Olowo of Owo
- Reign: 1019–1070AD
- Successor: Olowo Imadẹ
- Born: 1070 Ile Ife, Osun State South-Western Nigeria
- Died: 1105 AD Upafa
- House: Olowo of Owo
- Father: Okanbi son of Oduduwa
- Religion: Yoruba religion

= Ojugbelu Arere =

 Ojugbelu Arere (1070–1105 AD) was the first Olowo of Owo, an ancient Yoruba city-state, modern day southwestern Nigeria.
He was a son of Oduduwa Olofin Adimula known as the ancestor of the Yoruba race whose origin was traced to Ile Ife. The name, Owo, meaning Respect was coined from his intrigue attitude. He was succeeded by his son, Olowo Imadẹ.

== Early life ==
Ojugbelu Arere was born in Ile-Ife, Osun State, South-Western Nigeria, in 1070 AD. He was the first Olowo of Owo Kingdom, reigning from 1019 to 1070, before his son, Olowo Imadẹ, succeeded him on the throne.

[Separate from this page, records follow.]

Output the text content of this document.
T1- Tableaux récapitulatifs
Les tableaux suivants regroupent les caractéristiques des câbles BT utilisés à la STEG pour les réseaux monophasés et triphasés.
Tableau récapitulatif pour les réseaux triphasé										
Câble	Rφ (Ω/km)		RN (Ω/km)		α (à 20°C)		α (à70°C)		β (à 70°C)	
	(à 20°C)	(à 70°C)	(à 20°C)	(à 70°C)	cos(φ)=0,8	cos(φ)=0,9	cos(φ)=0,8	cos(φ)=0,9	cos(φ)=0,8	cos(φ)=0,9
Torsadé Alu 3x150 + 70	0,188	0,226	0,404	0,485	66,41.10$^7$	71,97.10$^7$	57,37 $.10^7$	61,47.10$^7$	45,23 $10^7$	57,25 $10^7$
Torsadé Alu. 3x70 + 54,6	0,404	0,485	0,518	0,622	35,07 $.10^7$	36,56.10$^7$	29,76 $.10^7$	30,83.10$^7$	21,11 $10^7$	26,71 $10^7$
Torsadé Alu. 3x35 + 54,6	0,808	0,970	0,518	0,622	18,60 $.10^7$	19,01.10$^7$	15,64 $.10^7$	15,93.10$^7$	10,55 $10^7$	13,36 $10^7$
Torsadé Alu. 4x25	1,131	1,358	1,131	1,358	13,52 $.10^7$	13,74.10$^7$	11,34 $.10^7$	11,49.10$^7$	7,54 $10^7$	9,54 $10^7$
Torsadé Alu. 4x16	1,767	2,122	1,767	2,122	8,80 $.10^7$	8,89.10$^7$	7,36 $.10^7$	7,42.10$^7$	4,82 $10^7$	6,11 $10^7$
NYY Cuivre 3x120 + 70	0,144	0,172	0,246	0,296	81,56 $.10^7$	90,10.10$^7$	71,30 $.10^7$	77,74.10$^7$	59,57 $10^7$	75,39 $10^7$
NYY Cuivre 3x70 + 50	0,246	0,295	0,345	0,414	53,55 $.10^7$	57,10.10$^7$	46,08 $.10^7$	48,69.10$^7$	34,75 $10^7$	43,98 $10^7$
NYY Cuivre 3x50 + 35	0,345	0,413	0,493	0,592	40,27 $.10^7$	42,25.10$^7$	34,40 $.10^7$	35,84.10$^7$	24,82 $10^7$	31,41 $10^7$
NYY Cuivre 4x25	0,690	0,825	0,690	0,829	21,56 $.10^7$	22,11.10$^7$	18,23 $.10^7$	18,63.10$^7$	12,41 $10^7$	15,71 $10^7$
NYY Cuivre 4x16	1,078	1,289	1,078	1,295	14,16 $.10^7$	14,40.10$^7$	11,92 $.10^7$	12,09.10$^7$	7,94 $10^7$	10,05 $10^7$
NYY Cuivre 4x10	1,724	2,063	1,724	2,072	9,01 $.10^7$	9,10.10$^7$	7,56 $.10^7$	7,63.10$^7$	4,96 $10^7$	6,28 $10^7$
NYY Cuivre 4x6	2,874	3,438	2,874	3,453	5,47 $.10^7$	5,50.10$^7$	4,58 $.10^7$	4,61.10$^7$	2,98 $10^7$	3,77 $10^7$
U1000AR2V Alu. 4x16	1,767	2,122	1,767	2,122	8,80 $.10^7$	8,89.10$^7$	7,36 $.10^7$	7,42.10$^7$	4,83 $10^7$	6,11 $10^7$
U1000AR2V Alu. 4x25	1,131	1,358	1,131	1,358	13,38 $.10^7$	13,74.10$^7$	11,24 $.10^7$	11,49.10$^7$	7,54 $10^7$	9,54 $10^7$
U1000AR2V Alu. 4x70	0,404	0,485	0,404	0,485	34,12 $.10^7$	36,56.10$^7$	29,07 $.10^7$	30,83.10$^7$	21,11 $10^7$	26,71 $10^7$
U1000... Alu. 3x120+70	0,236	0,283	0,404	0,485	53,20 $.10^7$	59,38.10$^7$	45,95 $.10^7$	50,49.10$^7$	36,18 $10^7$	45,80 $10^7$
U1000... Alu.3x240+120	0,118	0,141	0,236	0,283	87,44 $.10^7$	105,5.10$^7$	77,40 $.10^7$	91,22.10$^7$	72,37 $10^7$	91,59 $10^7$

== Death and succession ==
Ojugbelu Arere died in 1105 AD. He succeeded his father, Ojugbelu Arere (first Olowo of Owo).

==History==
Ojugbelu was a son of Oduduwa, the ancestor of Yoruba race whose origin could be traced to Ile Ife, the home of the Yoruba people. Due to his kind gesture and intrigue characters, he was accompanied to Owo by 12 Ighare Iloros who later settled at iloro quarters of Owo.
When he came to Owo from Ile Ife, he settled on top of a hill known as Okitisegbo, a dominant feature of the city of Owo.